Phenylketonuria (PKU)

  • PKU is a metabolic disease characterized by decreased activity of phenylalanine hydroxylase (PAH).
  • It is an autosomal recessive disorder with > 850 mutations in the PAH locus described.
  • Incidence is around 1:7000 live births.
  • The national neonatal screening program in Egypt started November 2015.
  • PKU is mostly identified by NBS (3-5 days) by the presence of elevated Phenylalanine
  • Tandem mass spectrometry can test
  • Prenatal diagnosis and family counseling includes PAH gene DNA analysis on CVS or amniocentesis.
  • Clinical manifestations may not be evident at birth, with onset at 3-4 months.
  • General signs include light sensitivity, hair loss, and an increased risk of pyogenic infection.
  • Skin symptoms include fair skin and hair due to impaired melanin synthesis, and eczema.
  • CNS symptoms include microcephaly, with epilepsy incidence 25%, tremor 30%, and EEG abnormalities 80%. Behavioral problems and Parkinsonian signs can also be present.

Galactosemia

  • Galactosemia is an inherited defect of galactose metabolism due to enzyme deficiency which prevents proper metabolism of galactose.
  • The galactose-1-phosphate uridyl transferase (GALT) enzyme is affected.
  • Main dietary source of galactose is lactose, found in all forms of milk.
  • Infants with galactosemia may appear normal at birth, but develop symptoms within a few days post milk feedings. Symptoms can become very severe if left untreated
  • Symptoms include poor growth, jaundice, bleeding, liver issues, cataracts, lethargy, hypotonia, and sepsis caused by E. coli and brain edema,
  • Newborn screening is designed to detect classical galactosemia due to deficient galactose-1-phosphate uridyl transferase (GALT) enzyme
  • Initial testing determines the level of galactose in the blood specimen, when an elevated level is detected
  • Another test is performed to measure erythrocyte GALT enzyme activity.
  • Prenatal Diagnosis is preformed by assay of GALT activity in cultured amniotic fluid cells or Genetic testing on CVS or amniotic fluid sample.

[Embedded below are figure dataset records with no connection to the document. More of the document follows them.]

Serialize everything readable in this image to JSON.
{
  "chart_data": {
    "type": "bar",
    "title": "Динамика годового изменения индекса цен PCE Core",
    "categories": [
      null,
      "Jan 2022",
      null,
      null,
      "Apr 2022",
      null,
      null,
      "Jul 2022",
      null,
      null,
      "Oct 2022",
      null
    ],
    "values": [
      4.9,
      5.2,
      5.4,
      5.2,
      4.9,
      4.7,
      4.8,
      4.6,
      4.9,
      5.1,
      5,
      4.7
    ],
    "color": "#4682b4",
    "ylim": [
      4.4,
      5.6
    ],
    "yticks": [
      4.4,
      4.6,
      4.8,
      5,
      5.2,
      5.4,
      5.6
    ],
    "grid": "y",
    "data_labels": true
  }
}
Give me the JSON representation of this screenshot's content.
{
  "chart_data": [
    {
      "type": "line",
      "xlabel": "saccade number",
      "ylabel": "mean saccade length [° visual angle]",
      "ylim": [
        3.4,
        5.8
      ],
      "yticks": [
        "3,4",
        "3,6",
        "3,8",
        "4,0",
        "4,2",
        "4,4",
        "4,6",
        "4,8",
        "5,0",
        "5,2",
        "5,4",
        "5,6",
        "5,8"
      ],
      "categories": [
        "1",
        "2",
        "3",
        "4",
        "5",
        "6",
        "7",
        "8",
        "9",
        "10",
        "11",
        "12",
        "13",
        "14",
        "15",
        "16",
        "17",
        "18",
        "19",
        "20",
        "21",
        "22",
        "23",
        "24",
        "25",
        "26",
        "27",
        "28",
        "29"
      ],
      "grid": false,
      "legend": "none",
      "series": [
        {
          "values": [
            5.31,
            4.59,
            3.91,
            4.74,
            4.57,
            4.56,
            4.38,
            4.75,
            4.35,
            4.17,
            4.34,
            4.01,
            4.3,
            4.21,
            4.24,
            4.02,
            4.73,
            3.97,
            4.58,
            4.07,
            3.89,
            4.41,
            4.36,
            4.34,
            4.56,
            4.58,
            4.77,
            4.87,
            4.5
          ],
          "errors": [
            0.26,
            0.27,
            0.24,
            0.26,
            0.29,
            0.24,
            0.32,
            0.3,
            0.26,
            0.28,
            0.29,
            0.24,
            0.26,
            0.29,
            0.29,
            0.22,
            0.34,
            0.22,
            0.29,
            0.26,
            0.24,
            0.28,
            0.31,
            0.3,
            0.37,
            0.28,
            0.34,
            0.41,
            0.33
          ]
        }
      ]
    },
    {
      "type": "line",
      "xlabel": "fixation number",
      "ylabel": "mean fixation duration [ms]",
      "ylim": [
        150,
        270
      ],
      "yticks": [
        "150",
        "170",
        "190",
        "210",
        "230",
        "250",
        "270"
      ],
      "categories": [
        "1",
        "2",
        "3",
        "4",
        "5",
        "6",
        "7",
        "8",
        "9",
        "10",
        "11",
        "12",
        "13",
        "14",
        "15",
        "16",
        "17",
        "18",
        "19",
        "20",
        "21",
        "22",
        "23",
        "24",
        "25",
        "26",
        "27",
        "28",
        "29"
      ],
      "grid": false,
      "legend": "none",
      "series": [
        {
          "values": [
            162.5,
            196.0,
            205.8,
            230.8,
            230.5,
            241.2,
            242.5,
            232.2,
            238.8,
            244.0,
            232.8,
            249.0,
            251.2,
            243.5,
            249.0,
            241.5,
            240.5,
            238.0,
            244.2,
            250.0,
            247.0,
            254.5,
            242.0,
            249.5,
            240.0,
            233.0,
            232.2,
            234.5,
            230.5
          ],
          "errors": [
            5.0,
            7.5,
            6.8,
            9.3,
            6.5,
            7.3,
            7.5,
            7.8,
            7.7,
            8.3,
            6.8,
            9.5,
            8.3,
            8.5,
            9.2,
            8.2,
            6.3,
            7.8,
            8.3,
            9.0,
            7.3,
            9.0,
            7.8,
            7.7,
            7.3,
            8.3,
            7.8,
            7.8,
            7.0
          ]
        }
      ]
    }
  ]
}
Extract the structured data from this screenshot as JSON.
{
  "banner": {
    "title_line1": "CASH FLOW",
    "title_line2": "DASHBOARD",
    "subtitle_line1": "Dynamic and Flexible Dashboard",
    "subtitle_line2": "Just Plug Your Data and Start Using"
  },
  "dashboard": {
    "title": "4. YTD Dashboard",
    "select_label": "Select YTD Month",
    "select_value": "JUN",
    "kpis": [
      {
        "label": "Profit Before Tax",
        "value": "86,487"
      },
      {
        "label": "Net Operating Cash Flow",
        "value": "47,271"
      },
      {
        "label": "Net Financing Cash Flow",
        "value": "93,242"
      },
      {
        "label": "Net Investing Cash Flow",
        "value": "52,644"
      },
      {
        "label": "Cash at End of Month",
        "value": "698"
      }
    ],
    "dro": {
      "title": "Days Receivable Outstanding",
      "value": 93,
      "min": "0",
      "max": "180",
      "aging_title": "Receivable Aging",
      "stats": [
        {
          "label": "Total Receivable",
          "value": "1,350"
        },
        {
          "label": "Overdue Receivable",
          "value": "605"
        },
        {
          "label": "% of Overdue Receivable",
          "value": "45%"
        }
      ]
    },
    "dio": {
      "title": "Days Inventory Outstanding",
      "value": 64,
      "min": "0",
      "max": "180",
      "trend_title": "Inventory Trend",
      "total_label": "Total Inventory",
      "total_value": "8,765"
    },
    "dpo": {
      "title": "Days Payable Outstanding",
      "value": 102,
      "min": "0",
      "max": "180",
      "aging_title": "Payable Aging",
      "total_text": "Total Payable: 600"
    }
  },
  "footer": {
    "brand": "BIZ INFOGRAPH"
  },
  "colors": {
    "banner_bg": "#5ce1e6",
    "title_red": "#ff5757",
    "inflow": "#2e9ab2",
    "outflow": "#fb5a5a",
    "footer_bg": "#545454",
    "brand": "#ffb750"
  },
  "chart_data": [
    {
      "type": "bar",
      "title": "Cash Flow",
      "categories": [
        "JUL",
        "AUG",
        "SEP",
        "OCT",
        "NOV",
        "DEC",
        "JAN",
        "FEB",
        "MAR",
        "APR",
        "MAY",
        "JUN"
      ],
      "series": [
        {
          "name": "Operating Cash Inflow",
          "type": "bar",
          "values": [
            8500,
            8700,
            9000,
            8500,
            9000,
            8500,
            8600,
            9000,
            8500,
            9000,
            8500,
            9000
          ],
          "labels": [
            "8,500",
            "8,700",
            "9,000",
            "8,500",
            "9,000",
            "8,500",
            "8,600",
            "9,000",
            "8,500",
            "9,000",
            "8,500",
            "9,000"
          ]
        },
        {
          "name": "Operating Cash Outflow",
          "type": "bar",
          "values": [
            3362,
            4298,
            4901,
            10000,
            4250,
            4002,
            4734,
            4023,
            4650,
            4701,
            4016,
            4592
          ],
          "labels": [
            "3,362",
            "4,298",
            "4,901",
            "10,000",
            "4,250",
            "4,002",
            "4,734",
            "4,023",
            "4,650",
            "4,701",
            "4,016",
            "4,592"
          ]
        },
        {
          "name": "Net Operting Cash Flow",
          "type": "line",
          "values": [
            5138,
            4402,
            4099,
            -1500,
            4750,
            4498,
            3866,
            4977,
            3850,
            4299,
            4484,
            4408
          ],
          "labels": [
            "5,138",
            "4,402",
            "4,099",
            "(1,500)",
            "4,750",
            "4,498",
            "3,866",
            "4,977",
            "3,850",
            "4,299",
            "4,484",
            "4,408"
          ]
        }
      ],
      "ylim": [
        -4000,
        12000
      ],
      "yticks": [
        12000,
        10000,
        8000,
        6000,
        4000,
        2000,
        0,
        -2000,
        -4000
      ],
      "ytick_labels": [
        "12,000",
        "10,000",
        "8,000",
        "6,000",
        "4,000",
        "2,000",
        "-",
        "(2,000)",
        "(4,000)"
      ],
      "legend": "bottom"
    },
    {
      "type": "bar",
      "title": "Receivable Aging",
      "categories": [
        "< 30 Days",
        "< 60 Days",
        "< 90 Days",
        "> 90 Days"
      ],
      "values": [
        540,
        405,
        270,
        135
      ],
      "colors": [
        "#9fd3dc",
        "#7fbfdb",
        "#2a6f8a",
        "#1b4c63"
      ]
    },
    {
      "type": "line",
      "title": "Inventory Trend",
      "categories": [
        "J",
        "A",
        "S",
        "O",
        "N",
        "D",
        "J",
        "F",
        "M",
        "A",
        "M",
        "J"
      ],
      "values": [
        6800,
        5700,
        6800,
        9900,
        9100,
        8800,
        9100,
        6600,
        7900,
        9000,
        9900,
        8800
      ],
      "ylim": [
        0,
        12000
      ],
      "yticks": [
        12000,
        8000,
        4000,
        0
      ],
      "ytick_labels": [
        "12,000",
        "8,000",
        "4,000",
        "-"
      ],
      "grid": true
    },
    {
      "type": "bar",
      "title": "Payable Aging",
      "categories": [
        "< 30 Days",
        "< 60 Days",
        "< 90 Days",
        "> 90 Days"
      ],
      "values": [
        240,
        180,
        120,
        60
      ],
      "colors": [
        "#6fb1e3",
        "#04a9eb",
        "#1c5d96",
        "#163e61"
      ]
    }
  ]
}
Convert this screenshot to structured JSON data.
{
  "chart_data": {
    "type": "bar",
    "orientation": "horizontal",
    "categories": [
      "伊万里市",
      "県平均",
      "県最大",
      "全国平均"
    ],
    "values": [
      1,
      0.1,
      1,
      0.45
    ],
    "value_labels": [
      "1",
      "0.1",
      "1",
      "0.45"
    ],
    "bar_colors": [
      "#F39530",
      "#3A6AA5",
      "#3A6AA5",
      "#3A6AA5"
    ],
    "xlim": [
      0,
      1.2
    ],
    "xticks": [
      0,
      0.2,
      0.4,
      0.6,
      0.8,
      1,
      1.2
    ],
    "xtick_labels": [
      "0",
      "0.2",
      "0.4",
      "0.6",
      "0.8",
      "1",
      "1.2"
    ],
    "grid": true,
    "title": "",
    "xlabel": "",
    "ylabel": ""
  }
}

Maple Syrup Urine Disease (MSUD)

  • MSUD is known as branched-chain ketoaciduria due to a deficiency of branched-chain alpha-keto acid dehydrogenase (BCKD).
  • This enzyme defect affects the catabolic pathway of leucine, isoleucine, and valine.
  • Infants appear normal at birth, with symptoms developing in neonates around 3-7 days old.
  • Breastfeeding may delay symptoms until the second week of life.
  • Symptoms include lethargy, decreased nursing, emesis, and a characteristic maple syrup smell in the urine.
  • Other symptoms may include fussiness, hypotonia/hypertonia, high-pitched cry and seizures.
  • Non-classic MSUD presents with intermediate intermittent maple syrup urine disease.
  • Symptoms more mild, and harder to notice early.
  • A burnt maple sugar smell may be noticeable in diaper after it has dried.
  • Plasma amino acids testing should be performed to see elevated levels of branched-chain amino acids (BCAAs).
  • This test also can detect l-alloisoleucine derived from l-isoleucine.
  • Urine organic acids can also be tested to detect abnormalities.
  • BCKD enzyme activity can be measured in lymphocytes or cultured fibroblasts.
  • Molecular testing should be pursued in all diagnosed with maple syrup urine disease to confirm.
  • Prenatal diagnosis involves measuring BCKD enzyme activity in cultured amniocytes or chorionic villus cells through mutation analysis.
  • Molecular analysis is the most reliable and preferred method for prenatal diagnosis of MSUD.
  • For most IEMs, the prognosis for survival or normal neurological outcome is guarded.
  • Outcomes will likely improve with pre-symptomatic diagnosis (prenatal or expanded neonatal screening).